Faceva dei regali alle bambine di cui abusava per «corromperle» usando un «atteggiamento subdolo» secondo l’accusa, a una di loro aveva donato una penna, un’altra l’aveva molestata a bordo dello scuolabus che conduceva da tempo. Ieri l’autista, 50 anni di Torino, è stato condannato a 13 anni e due mesi di carcere in abbreviato per violenza sessuale, la pm Eleonora Sciorella ne aveva chiesti 16.

In casa sua, gli investigatori avevano trovato centinaia di video e fotografie dal contenuto pedopornografico, alcuni con protagoniste quelle bimbe fra i 9 e i 13 anni che “adescava” mentre tornavano a casa da scuola.
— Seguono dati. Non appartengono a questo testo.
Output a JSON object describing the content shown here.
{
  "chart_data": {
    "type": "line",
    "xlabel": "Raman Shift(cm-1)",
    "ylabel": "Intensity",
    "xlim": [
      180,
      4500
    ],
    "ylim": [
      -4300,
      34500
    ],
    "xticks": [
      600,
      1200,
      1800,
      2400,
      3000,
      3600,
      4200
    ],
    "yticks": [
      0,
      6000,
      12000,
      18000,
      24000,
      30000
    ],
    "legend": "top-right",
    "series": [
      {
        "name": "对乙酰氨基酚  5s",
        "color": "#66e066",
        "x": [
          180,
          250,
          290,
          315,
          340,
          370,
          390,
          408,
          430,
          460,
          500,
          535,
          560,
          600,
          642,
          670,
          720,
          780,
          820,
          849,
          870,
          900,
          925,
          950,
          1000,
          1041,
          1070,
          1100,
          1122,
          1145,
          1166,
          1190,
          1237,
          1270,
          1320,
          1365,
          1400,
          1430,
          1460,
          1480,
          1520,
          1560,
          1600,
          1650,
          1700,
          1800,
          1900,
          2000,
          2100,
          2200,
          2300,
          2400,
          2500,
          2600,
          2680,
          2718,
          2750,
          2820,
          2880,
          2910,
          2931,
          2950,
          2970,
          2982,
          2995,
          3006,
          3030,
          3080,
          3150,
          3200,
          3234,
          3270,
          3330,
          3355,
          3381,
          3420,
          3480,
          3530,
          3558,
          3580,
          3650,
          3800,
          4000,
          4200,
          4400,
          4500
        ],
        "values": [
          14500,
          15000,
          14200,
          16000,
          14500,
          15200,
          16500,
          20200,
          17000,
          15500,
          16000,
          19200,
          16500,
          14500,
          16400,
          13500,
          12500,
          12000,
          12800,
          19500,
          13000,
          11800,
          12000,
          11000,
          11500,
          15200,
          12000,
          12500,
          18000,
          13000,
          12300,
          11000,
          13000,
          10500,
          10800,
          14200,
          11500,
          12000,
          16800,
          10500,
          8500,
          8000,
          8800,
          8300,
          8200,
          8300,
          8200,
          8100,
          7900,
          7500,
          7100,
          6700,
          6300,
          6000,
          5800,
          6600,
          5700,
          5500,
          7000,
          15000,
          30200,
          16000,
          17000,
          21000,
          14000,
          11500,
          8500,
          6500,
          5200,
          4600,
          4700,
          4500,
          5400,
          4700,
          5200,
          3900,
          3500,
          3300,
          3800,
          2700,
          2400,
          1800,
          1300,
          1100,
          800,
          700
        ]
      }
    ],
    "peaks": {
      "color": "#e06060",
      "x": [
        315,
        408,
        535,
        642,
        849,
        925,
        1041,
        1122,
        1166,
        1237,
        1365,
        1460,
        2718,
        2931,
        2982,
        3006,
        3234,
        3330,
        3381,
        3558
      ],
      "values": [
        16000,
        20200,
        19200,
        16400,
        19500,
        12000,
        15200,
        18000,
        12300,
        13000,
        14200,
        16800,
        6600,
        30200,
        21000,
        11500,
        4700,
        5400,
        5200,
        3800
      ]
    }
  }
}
Tre le vittime sotto i 14 anni che si sono costituite parte civile, tutelate dagli avvocati Chiara Luciani, Renato Rolla e Mariangela Melliti. Il giudice di Torino, Antonio Borretta, ha disposto una provvisionale di 78mila euro in totale per le tre vittime.

L’uomo, difeso dall’avvocato Mauro Molinengo (subentrato al precedente difensore poche settimane fa), si trova in carcere da un anno. Ieri ha deciso di non presentarsi in aula per la lettura della sentenza. L’udienza si è svolta a porte chiuse, l’uomo ha fatto recapitare una lettera alle famiglie ammettendo ogni addebito e scusandosi: «Mi vergogno e non riesco a guardare in faccia i genitori — ha spiegato l’imputato — sono mortificato».